To take action makes us feel less helpless in the face of such evil.
And when you do something to help and ease the pain of others, your pain diminishes somewhat, too.

Jason, as himself said...

But the fact that you wrote these words means something. It means a lot that another human being that she didn't even know was affected so deeply by her murder.

If people didn't feel like you do, then our civilization would be completely screwed.

Darcy said...

it's so sad and scary. i can't even fathom the kind of evil it takes for this to be done. it feels so close too. i live near RB as well. All this makes me want to scratch the face off of any sexual predator, to make them stay in jail forever that they may not touch my daughters, my neighbors, my fellow strangers. i watched a special on jaycee recently too and i wish the system would change--these two guys should of stayed in prison when they were there! it's maddening.

Chaos and love said...

"I heard the news today, ohh boyyyyy"


Amber. The beauty it conjers. I can. not. believe.

Chelsea. Fantastic. spirit. I can. not. believe.

Ohh. Maggie.

anymommy said...

You really see people. Don't call your empathy, blah, blah, blah.

It's awful. Her death is awful. There aren't words in our language for it.

Caroline said...

Not blah, blah, blah at all.

True, sometimes we alone can't comfort..but I do believe the collective thoughts and prayers of people who feel the pain we suffer can help carry us through the darkest hours.

I have known people who were sick and suffering say that they could actually FEEL the prayers from the people who loved them.

But, it's not just about prayer, action is important too. And not only are you taking action in this particular circumstance, but you have reached out and bared your soul, and shown empathy for other human beings, and that in itself is such beautiful and moving thing.

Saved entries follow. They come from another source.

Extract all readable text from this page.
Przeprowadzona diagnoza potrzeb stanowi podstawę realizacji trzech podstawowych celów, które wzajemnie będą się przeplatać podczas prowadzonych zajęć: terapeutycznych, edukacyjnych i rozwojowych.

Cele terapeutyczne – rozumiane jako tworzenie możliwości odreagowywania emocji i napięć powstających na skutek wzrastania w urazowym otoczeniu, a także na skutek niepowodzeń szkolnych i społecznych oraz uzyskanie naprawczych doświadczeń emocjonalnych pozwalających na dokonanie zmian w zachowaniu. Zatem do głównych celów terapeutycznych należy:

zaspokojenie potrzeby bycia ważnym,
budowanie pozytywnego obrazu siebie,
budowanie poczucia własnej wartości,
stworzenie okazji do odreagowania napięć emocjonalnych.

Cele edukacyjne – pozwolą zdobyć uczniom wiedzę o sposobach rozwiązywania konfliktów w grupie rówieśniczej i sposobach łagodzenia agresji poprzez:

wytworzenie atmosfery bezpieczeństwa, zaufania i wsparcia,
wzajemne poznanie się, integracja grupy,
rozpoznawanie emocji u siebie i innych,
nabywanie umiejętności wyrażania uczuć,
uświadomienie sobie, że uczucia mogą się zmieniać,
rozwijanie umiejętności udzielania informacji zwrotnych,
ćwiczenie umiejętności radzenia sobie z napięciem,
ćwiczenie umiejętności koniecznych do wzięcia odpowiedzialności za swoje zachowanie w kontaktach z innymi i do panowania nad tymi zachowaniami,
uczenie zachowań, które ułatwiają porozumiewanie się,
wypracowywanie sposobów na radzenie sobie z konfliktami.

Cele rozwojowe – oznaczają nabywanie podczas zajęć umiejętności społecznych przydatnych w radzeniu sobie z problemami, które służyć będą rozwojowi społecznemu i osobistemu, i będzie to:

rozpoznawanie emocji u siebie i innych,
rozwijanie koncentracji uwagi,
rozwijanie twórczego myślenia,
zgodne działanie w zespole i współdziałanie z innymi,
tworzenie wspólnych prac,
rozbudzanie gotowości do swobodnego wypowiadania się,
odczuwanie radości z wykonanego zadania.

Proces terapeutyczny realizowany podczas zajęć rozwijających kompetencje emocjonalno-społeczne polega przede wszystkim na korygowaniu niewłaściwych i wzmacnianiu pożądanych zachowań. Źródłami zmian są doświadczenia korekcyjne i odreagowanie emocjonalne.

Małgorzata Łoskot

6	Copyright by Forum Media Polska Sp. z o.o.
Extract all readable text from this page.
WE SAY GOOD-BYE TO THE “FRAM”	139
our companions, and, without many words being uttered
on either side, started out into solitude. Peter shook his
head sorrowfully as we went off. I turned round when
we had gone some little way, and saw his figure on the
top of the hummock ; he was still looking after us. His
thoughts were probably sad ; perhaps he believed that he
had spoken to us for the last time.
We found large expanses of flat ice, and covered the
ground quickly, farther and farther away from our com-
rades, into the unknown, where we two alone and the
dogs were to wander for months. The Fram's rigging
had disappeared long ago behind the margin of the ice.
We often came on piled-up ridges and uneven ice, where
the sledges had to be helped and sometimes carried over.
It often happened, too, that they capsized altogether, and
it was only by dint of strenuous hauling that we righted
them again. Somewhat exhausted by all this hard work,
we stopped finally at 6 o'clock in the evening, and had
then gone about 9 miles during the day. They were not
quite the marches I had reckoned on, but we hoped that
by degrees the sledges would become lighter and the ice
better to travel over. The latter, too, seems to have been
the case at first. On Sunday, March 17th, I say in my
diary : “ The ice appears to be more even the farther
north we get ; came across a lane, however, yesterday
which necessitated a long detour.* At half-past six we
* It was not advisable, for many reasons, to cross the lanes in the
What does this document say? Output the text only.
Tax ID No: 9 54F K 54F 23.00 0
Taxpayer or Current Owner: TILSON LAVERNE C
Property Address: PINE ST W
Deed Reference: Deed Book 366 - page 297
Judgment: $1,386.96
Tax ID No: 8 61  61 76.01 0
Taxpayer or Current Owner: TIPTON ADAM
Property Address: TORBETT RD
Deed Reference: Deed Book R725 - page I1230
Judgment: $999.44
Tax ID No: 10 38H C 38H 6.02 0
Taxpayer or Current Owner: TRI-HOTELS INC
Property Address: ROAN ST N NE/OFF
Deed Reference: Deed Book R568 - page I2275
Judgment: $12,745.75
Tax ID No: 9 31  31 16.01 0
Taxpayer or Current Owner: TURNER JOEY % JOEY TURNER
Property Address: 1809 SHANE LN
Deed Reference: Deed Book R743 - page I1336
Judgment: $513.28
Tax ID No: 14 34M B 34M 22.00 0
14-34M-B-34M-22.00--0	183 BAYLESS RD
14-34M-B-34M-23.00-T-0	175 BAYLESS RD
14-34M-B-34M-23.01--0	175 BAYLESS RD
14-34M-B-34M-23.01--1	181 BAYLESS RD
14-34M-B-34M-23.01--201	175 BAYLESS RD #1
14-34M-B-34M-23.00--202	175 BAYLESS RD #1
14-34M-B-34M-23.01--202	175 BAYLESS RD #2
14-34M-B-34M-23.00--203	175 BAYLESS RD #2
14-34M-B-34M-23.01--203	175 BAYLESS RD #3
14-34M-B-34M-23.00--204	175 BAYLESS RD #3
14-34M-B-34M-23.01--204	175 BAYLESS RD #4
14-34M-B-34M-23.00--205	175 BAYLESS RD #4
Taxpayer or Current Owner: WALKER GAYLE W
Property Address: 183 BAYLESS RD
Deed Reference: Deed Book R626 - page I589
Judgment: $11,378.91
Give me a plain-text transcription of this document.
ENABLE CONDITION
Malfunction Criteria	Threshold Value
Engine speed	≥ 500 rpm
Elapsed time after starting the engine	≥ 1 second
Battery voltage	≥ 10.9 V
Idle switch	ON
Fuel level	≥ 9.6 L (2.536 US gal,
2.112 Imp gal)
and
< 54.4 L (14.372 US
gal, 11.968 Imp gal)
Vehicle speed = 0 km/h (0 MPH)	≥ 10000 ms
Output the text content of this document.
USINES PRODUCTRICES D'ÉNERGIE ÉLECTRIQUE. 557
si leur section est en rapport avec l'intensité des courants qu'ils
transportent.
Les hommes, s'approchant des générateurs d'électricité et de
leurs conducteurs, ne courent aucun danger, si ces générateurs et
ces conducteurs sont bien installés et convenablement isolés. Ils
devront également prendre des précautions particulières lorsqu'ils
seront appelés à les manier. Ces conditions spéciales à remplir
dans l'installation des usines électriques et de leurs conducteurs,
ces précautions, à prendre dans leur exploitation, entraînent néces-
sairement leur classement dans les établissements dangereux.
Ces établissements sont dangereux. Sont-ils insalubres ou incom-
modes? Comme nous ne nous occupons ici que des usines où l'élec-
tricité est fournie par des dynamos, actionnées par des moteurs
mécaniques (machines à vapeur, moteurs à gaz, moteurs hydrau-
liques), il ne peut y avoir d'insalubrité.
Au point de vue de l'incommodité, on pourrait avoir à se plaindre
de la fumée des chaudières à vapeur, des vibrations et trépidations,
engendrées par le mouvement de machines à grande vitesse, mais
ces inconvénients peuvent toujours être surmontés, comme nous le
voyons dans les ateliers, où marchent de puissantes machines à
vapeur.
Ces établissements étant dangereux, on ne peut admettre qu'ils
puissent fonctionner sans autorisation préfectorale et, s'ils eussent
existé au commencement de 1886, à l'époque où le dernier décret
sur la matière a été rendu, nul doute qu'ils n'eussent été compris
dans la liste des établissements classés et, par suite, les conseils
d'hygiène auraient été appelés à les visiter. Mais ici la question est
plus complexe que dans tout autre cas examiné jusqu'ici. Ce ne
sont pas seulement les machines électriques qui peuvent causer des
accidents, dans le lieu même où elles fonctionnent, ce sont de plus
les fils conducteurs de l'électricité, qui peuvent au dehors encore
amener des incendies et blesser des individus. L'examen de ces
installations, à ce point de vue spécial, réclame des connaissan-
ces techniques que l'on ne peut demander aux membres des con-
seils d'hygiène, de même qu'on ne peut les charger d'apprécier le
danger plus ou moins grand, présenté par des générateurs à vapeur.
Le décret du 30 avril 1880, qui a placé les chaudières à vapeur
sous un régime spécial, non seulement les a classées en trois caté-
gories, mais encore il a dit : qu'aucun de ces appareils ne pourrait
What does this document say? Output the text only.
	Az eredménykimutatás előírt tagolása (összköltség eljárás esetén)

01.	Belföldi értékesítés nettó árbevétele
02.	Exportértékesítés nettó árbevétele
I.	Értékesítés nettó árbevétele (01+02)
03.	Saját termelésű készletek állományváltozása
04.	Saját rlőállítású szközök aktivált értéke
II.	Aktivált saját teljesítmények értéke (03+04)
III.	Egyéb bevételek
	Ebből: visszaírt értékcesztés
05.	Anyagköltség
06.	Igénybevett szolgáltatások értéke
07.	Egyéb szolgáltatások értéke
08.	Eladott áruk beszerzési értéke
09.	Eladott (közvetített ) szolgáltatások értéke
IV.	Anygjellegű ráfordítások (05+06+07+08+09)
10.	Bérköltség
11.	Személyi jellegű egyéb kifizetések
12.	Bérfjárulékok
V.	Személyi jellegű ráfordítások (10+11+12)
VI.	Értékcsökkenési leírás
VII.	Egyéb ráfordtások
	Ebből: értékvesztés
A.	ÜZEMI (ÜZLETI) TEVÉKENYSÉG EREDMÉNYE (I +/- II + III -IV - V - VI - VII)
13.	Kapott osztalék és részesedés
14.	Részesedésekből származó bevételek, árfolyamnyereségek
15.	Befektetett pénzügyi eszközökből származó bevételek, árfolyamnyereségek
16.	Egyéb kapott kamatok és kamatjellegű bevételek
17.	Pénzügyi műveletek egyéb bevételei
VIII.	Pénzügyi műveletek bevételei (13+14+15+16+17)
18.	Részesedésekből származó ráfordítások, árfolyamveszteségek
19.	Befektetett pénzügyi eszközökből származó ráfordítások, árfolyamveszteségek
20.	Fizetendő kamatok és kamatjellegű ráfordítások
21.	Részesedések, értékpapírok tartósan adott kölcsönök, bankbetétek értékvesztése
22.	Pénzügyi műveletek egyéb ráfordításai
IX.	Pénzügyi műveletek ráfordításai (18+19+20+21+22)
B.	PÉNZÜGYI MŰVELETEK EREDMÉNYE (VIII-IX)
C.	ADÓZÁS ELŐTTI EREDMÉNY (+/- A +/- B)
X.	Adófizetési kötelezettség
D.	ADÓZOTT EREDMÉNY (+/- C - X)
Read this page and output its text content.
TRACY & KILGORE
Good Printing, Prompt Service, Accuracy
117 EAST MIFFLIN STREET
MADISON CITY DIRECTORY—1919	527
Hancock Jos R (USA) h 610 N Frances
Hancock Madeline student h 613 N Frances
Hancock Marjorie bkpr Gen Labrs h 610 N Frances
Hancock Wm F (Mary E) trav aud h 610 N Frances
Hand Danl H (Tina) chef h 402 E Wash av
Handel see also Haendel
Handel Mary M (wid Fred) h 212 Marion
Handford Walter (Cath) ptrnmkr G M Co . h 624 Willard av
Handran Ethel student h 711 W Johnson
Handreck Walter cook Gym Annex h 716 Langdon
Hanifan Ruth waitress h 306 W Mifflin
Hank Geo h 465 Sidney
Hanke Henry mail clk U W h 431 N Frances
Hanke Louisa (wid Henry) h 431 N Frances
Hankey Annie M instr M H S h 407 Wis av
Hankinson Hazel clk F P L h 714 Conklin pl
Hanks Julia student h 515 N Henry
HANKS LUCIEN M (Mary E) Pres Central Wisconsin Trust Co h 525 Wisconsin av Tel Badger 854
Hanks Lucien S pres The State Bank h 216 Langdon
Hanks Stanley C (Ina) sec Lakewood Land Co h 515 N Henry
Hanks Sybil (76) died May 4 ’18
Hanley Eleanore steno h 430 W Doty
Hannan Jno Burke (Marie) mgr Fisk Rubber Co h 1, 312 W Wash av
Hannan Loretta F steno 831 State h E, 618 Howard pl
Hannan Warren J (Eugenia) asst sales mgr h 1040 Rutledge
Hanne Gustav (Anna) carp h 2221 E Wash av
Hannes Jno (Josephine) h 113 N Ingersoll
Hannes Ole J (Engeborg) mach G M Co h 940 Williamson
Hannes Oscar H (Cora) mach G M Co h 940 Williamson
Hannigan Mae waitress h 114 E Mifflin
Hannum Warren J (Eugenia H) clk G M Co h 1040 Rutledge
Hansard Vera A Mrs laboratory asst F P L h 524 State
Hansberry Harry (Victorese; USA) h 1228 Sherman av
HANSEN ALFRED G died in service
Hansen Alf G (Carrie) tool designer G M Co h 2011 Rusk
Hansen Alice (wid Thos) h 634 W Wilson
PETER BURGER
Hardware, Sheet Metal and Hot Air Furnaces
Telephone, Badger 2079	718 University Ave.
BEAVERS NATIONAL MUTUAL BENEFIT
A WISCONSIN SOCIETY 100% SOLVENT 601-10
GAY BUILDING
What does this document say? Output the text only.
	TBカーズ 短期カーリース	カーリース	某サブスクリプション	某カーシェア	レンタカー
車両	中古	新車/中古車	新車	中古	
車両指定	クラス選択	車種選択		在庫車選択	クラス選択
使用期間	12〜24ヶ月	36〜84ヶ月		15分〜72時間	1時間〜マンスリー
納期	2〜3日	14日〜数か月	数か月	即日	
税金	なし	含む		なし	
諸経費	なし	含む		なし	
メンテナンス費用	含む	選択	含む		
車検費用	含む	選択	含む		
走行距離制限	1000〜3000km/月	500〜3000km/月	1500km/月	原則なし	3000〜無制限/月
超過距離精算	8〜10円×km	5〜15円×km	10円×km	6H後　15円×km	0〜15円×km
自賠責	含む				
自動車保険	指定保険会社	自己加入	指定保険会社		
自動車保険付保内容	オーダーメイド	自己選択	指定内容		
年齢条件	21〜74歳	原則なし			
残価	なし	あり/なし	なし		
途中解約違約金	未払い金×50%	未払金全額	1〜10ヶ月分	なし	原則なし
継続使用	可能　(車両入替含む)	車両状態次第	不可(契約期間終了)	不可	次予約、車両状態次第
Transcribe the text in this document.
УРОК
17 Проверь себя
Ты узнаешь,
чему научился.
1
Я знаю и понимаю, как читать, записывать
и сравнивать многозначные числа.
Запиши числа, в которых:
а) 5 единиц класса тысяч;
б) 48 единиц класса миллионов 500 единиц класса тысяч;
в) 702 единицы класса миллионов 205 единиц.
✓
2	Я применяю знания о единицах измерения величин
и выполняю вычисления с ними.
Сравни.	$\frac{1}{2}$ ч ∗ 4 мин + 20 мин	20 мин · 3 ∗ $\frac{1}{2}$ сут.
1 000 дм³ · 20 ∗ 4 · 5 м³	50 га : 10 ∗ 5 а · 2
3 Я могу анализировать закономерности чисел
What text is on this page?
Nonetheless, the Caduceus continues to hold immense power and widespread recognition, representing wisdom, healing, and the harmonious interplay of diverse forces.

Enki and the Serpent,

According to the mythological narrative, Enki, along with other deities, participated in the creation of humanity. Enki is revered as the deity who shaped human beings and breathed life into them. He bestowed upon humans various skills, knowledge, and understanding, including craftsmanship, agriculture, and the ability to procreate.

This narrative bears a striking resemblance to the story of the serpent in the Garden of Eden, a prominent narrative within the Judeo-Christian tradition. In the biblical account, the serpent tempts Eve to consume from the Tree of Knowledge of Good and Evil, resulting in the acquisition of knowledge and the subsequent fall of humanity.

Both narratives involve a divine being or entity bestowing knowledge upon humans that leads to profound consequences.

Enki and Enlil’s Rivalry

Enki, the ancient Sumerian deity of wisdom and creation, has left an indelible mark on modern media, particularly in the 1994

My grandmother had six children all stair-steps in age. She lost two of them (my beloved aunt and uncle) in tragic circumstances, both in their young adulthoods. She once said something like --there is a word for a man that has lost his wife (a Widower), a word for a wife that has lost her husband (Widow) and a word for a child that has lost his parents (an Orphan) but that there was no word for a parent that lost a child.

Maggie May said...

I suppose you- most- have heard that they found Amber's body, a 14 year old girl in my town who has been missing just over a year. they found her a half hour drive from where Chelsea was. so... it goes. let's pray this man is the one who did these things and that he is locked away for life, so as not to ever hurt any innocent person again.